Śledczy nie znaleźli natomiast dowodów na jego udział we wtorkowym ataku na autokar Borussii Dortmund. Niemiecka policja zatrzymała podejrzanego w środę. Rzeczniczka prokuratury powiedziała informując o zatrzymaniu, że możliwe jest terrorystyczne podłoże czynu, ale wydanie ostatecznej opinii w tej sprawie nie jest na razie możliwe, a śledztwo obejmuje wszystkie możliwe kierunki.

Według rzeczniczki w zamachu, w którym ranne zostały dwie osoby, użyto trzech ładunków wybuchowych z metalowymi gwoździkami; jeden z nich wbił się w autobusie w zagłówek fotela. Zasięg eksplozji wynosił ponad 100 metrów. Badania kryminalistyczne mają wyjaśnić, jakiego materiału wybuchowego użyto i jak skonstruowane były zapalniki. Eksperci wskazują na bardzo profesjonalne przygotowanie bomby.

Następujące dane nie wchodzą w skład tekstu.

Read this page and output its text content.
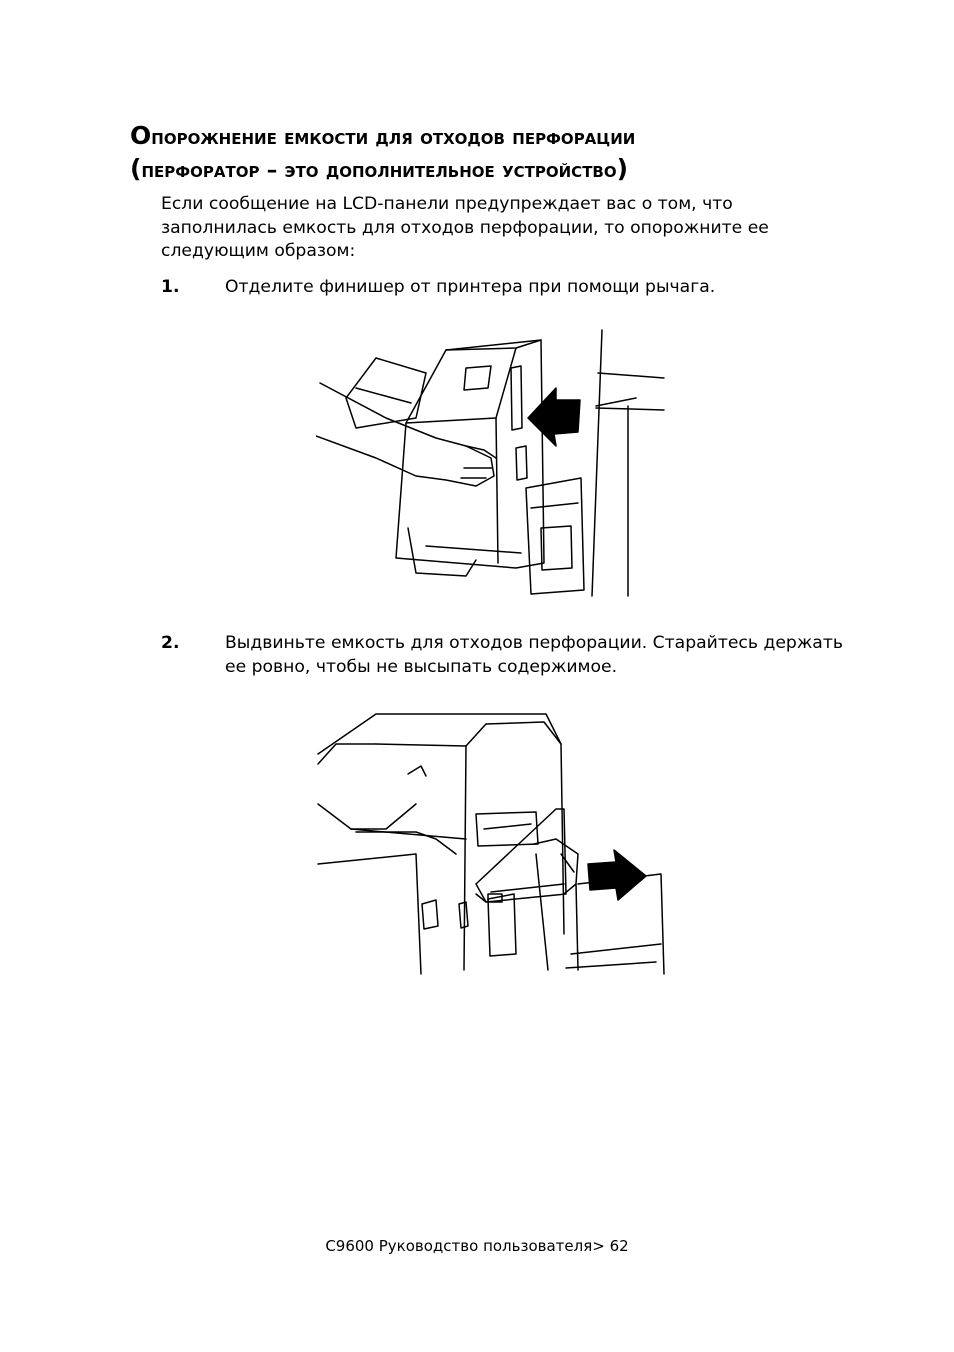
Опорожнение емкости для отходов перфорации
(перфоратор – это дополнительное устройство)

Если сообщение на LCD-панели предупреждает вас о том, что заполнилась емкость для отходов перфорации, то опорожните ее следующим образом:

1.	Отделите финишер от принтера при помощи рычага.
2.	Выдвиньте емкость для отходов перфорации. Старайтесь держать ее ровно, чтобы не высыпать содержимое.
C9600 Руководство пользователя> 62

Jak podała rzeczniczka, na miejscu zamachu znaleziono trzy listy z deklaracją sprawstwa o identycznej treści. Wskazuje ona na możliwość inspiracji islamistycznej. Tekst żąda między innymi wycofania niemieckich samolotów wielozadaniowych Tornado z działań w Syrii i zamknięcia bazy lotniczej USA w Ramstein w Niemczech. Eksperci zbadają tekst w szczególności pod kątem wiedzy o islamie.